Difference Between Spay and Neuter

Spay vs Neuter

[Edited on Nov 27, 2013] Animals are born with a predetermined sex that confirms whether it is a male or a female, yet people have discovered the possibility of changing this natural status of animals. Both spaying and neutering commonly mean the removal of reproductive organs from an animal, so that its reproductive capacity is neutralized. Usually, the main objective of life are breeding and feeding, but feeding becomes the priority when the breeding potential is lost. When the reproductive organs are removed from an animal, the respective hormones are not generated inside the body, and the place where food and shelter is available would be the home for the animal. Therefore, the working capacity could be increased for a domestic animal if it is spayed or neutered. Despite the possible views of the public regarding spaying or neutering, this practice has been there for hundreds of years for the benefit of the man. However, there is a difference between the two terms, spay and neuter, which has majorly been based on the common reference of those.


Spaying is commonly used to refer the removal of reproductive (sexual) organs from a female animal. When a female being spayed, the usual terminology is changed in some animals such as chicken and ferret into Poulard and Sprite respectively. Spaying has some advantages such as increased affection towards the owner throughout the year, significantly small chances of having mammary tumours, and absolute no risk of associated problems in pregnancy. In addition, the risk of having pyometra and ovarian cancers will be zero after a spaying has been performed. However, the spayed female dogs often show the urinary incontinence, where the urination occurs without knowing. Additionally, spaying could influence the female dogs to have hypothyroidism. However, the science and technology has revealed methods of overcoming those problems. Despite some few possible problems from spaying, the owners tend to perform spaying in order to achieve a stronger and more active animal than the earlier stage. There are many methods to perform spaying, in addition to surgical removal, such as hormones and vaccines.
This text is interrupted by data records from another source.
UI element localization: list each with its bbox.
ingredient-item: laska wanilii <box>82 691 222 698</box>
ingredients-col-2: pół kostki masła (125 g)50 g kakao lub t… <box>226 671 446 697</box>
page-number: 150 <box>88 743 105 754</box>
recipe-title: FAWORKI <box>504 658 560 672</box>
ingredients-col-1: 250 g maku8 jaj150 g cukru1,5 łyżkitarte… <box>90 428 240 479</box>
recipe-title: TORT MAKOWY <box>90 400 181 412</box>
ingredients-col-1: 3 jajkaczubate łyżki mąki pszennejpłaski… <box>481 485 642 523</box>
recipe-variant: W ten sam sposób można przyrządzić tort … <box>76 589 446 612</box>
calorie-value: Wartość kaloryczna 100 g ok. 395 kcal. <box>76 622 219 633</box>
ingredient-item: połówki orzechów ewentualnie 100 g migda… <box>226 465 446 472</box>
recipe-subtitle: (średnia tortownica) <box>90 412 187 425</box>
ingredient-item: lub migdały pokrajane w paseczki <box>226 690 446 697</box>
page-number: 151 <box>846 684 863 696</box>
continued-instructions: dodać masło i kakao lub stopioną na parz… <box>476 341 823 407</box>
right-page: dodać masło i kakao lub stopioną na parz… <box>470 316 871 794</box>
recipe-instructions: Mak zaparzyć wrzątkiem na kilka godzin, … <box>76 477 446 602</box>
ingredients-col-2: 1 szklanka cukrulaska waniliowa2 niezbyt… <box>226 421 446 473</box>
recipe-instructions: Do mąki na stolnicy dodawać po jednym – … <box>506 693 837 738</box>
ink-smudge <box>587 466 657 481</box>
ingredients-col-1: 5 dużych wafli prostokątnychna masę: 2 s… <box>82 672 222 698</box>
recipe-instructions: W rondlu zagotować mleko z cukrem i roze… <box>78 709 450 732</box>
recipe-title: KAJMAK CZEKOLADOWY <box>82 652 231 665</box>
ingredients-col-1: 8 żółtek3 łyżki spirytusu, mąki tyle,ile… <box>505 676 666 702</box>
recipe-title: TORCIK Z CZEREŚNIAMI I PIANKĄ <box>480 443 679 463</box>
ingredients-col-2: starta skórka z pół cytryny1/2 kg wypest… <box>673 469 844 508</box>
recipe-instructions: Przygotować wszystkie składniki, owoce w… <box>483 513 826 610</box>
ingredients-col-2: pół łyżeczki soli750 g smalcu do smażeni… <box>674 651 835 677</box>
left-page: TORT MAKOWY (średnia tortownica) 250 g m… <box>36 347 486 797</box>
In Latin, neutering means that there is no determined sex in a particular animal. Neutering is the removing of reproductive (sexual) organs from a male animal, which is mainly carried out through the surgical removal of the testes or by other means of sexual inhibition techniques. Usually, males are neutered (often used as castrated) to achieve an increased working capacity in working animals. Neutered male often shows an increased submissiveness and obedience, which is due to the reduction of secreting the male-specific hormones such as testosterone. When the testes are removed or made dysfunctional, the production and secretion of testosterone hormone becomes almost zero. Therefore, the masculine characteristics are suppressed; instead the desirable behaviours would be resulted. However, there may be some increased risks for prostate cancers, some cognitive disorders, and urethral sphincter incontinence problems especially for male dogs. One of the main objectives of neutering is to control the birth rates, but increasing of working capacity and decreasing the aggression could also be achieved. The commonly used names for neutered male animals are as follows; Barrow for pig, Bullock for cattle, Capon for chicken, Gelding for horse, Gib for cat and ferret, Ox for cattle, Stag for cattle and sheep, and Wether for sheep and goat.

What is the difference between Spay and Neuter?

• Both terms mean the removal of reproductive organs from an animal, but spaying is used for females while neutering is used for males.

• Therefore, the male specific advantages and disadvantages come with neutering while those for females come with spaying.

• Usually spaying increases some aggression, but neutering decreases the aggression.